In the ST, the optional Recaro sport seats with their large side bolsters wrap around and hug both front occupants. As such, they hold you securely in place while you're hustling the ST along a curvy road. But those aggressive bolsters make getting in and out of the car a little harder, and larger folks may find the seats uncomfortable on long trips.
At 12.8 cubic feet, the sedan's trunk capacity is class-competitive. The Fiesta hatchback offers a bit less than that with its rear seat up. Unfortunately, the seats don't fold completely flat, and the Fiesta's 26 cubic feet of maximum cargo capacity pale in comparison to the Honda Fit's 57 cubes.
The 2014 Ford Fiesta is one of the most rewarding cars to drive in its class. Though its acceleration is just average, in the real world of stop-and-go traffic and freeway merging, the Fiesta's base 1.6-liter engine delivers ample punch down low and remains buttery-smooth even when taken to redline. The ST's turbocharged engine takes those traits to a higher level, as it always feels ready to charge thanks to its impressively broad, muscular powerband.
If you like manual transmissions, the standard five-speed is an excellent example of the breed, boasting a linear clutch take-up and light throws. The available six-speed automated manual transmission takes the place of a conventional automatic in the Fiesta. It definitely feels different at first, as it occasionally allows the car to roll back on hills and can make the Fiesta reluctant to creep forward when parking. Ford has been refining the transmission's behavior since the Fiesta's introduction, though, and most people get used to it.
There's nothing odd with the way the Fiesta drives down the road, however.
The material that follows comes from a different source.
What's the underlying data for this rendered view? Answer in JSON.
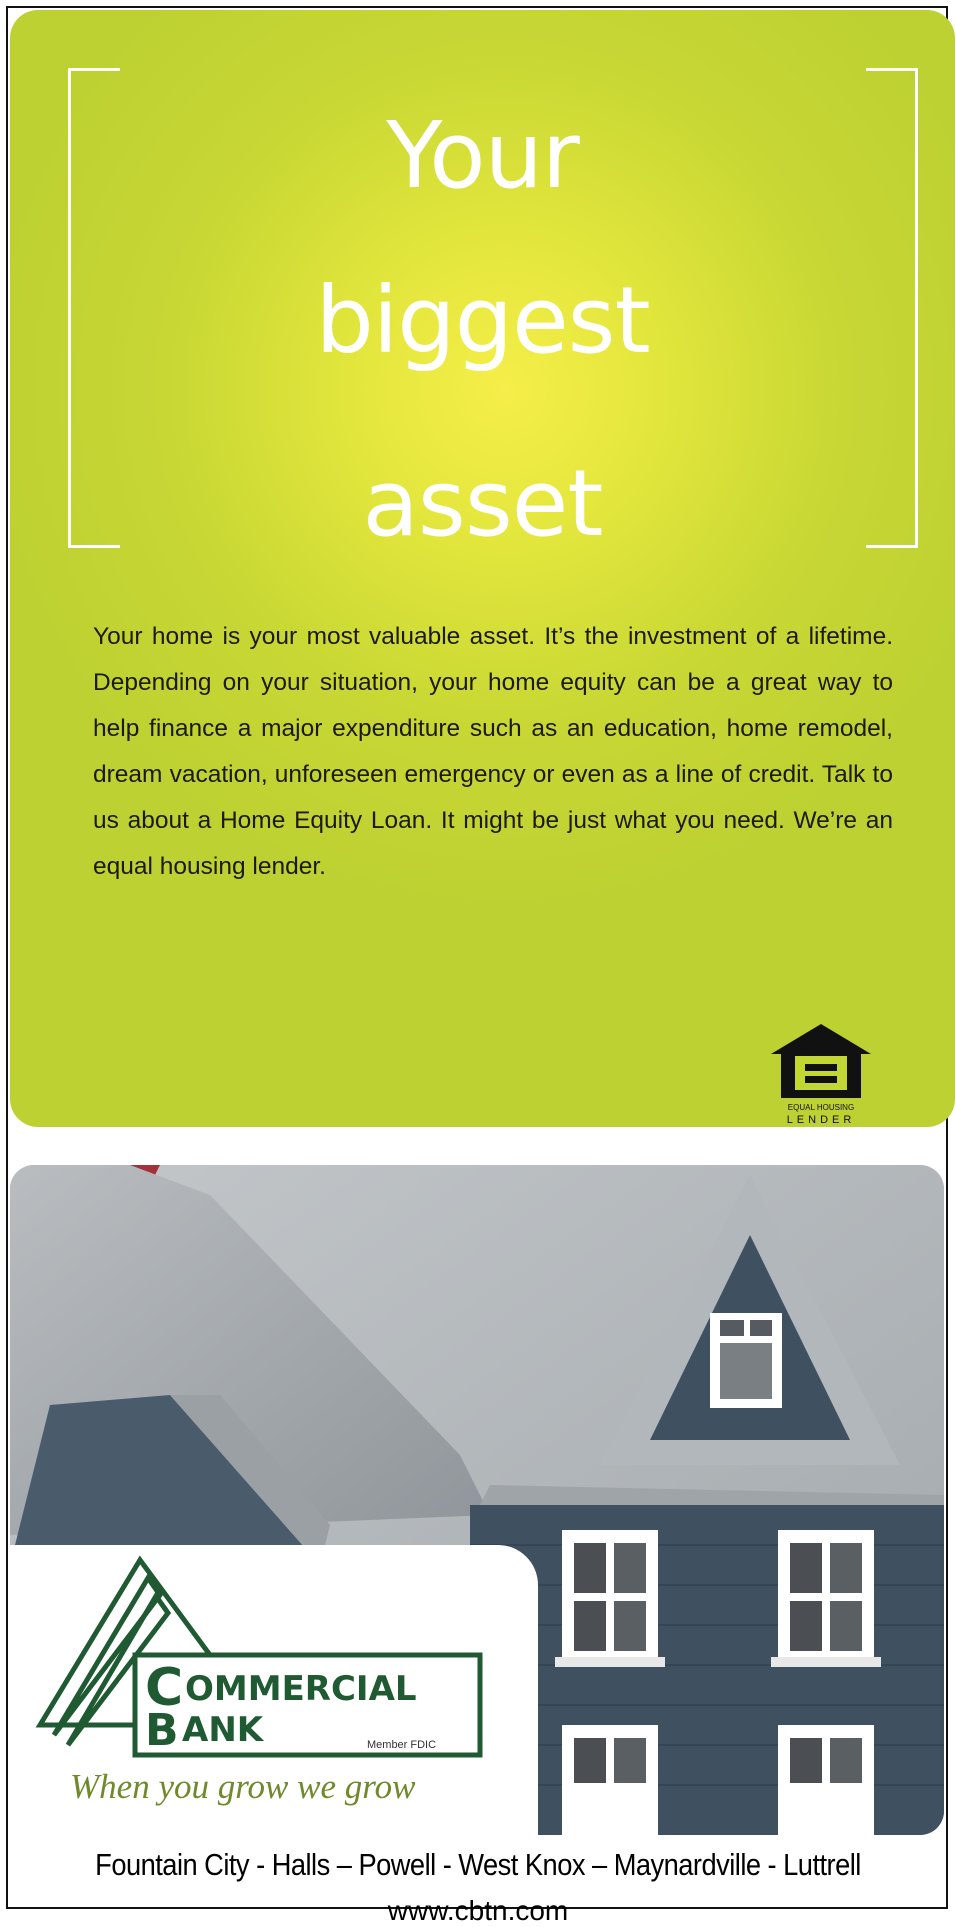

Thanks to responsive steering and sophisticated suspension tuning, the Fiesta feels at once substantial and lithe. The car handles with rewarding precision, yet the ride quality remains supple, and bumps and ruts are swallowed without drama. The 2014 Ford Fiesta ST is even more impressive. It's as lively and precise as the larger Focus ST when driving around corners, and ride quality, although firm, is not punishing.